On 10/2/2011 6:26 PM, Gregory Gerard wrote:
If I may ask what were your top three candidates before choosing the intel?
All the other options considered viable were using traditional
rotational disks.
I personally don't have any confidence in the other SSD vendors today,
except perhaps for FusionIO (where a couple of old friends work, and I
can certainly vouch for
their competence) but their products are too costly for our application
at present.
Also why not just plan a graceful switch to a replicated server? At some point you have to detect the drive is about to go (or it just goes without warning). Presumably that point will be in a while and be coordinated with an upgrade like 9.2 in a year.

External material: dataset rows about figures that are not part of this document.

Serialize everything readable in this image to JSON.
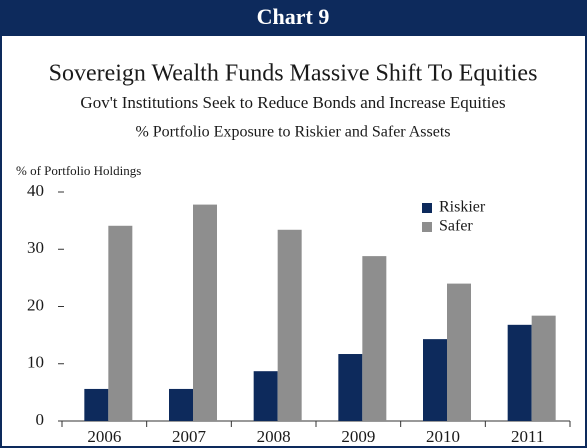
{
  "chart_data": {
    "type": "bar",
    "header": "Chart 9",
    "title": "Sovereign Wealth Funds Massive Shift To Equities",
    "subtitle": "Gov't Institutions Seek to Reduce Bonds and Increase Equities",
    "subtitle2": "% Portfolio Exposure to Riskier and Safer Assets",
    "ylabel": "% of Portfolio Holdings",
    "categories": [
      "2006",
      "2007",
      "2008",
      "2009",
      "2010",
      "2011"
    ],
    "series": [
      {
        "name": "Riskier",
        "color": "#0d2a5c",
        "values": [
          5.6,
          5.6,
          8.7,
          11.7,
          14.3,
          16.8
        ]
      },
      {
        "name": "Safer",
        "color": "#8e8e8e",
        "values": [
          34.1,
          37.8,
          33.4,
          28.8,
          24.0,
          18.4
        ]
      }
    ],
    "ylim": [
      0,
      40
    ],
    "yticks": [
      0,
      10,
      20,
      30,
      40
    ],
    "legend": "upper right"
  }
}
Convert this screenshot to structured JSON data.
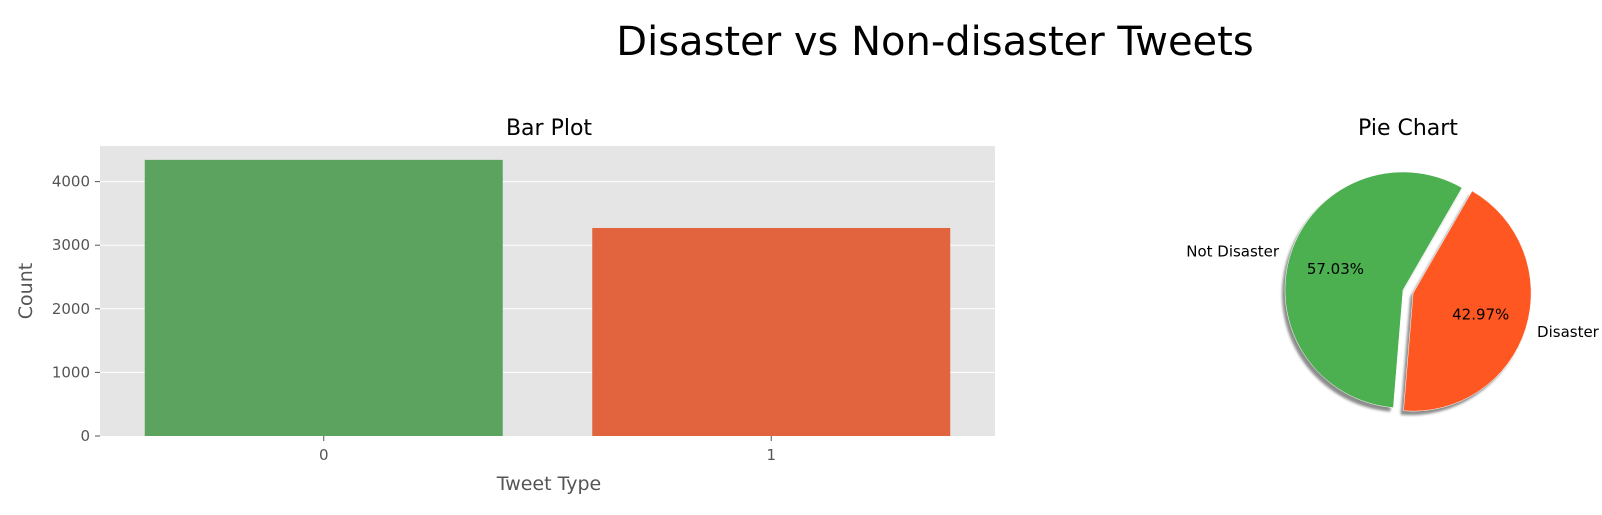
{
  "suptitle": "Disaster vs Non-disaster Tweets",
  "chart_data": [
    {
      "type": "bar",
      "title": "Bar Plot",
      "xlabel": "Tweet Type",
      "ylabel": "Count",
      "categories": [
        "0",
        "1"
      ],
      "values": [
        4342,
        3271
      ],
      "colors": [
        "#5ba35e",
        "#e1643f"
      ],
      "ylim": [
        0,
        4560
      ],
      "yticks": [
        0,
        1000,
        2000,
        3000,
        4000
      ],
      "grid": true,
      "background": "#e5e5e5"
    },
    {
      "type": "pie",
      "title": "Pie Chart",
      "labels": [
        "Not Disaster",
        "Disaster"
      ],
      "values": [
        57.03,
        42.97
      ],
      "pct_labels": [
        "57.03%",
        "42.97%"
      ],
      "colors": [
        "#4caf50",
        "#ff5722"
      ],
      "explode": [
        0,
        0.05
      ],
      "shadow": true
    }
  ]
}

Sure, we have this capability but once you walk through what has to
happen if you are burning through
SSDs every few months, the 710 value proposition is more attractive for
us. For example our data center
is 1200 miles from our HQ and it takes a very long road trip or a plane
flight to get hands-on with the
boxes. We spent some considerable time planning for the 320 style
deployment to be honest --
figuring out how to predict when the drive would wear out, building
replication mechanisms that
would cope gracefully and so on. But given the option of the 710 where
wear out can essentially
be crossed off the list of things to worry about, that's the way we
decided to go.
Finally why not the pci based cards?
Few reasons: 1) Today Intel doesn't make them (that will change soon),
2) a desire to maintain backwards compatibility at least for this
generation, on a system architecture level
with traditional disk drives, 3) concerns about mechanical integrity and
system airflow issues with the
PCI card and connector in 1U enclosures. The SSD fits into the same
location as a traditional disk
but can be velcro'ed down rather than bolted for easier field replacement.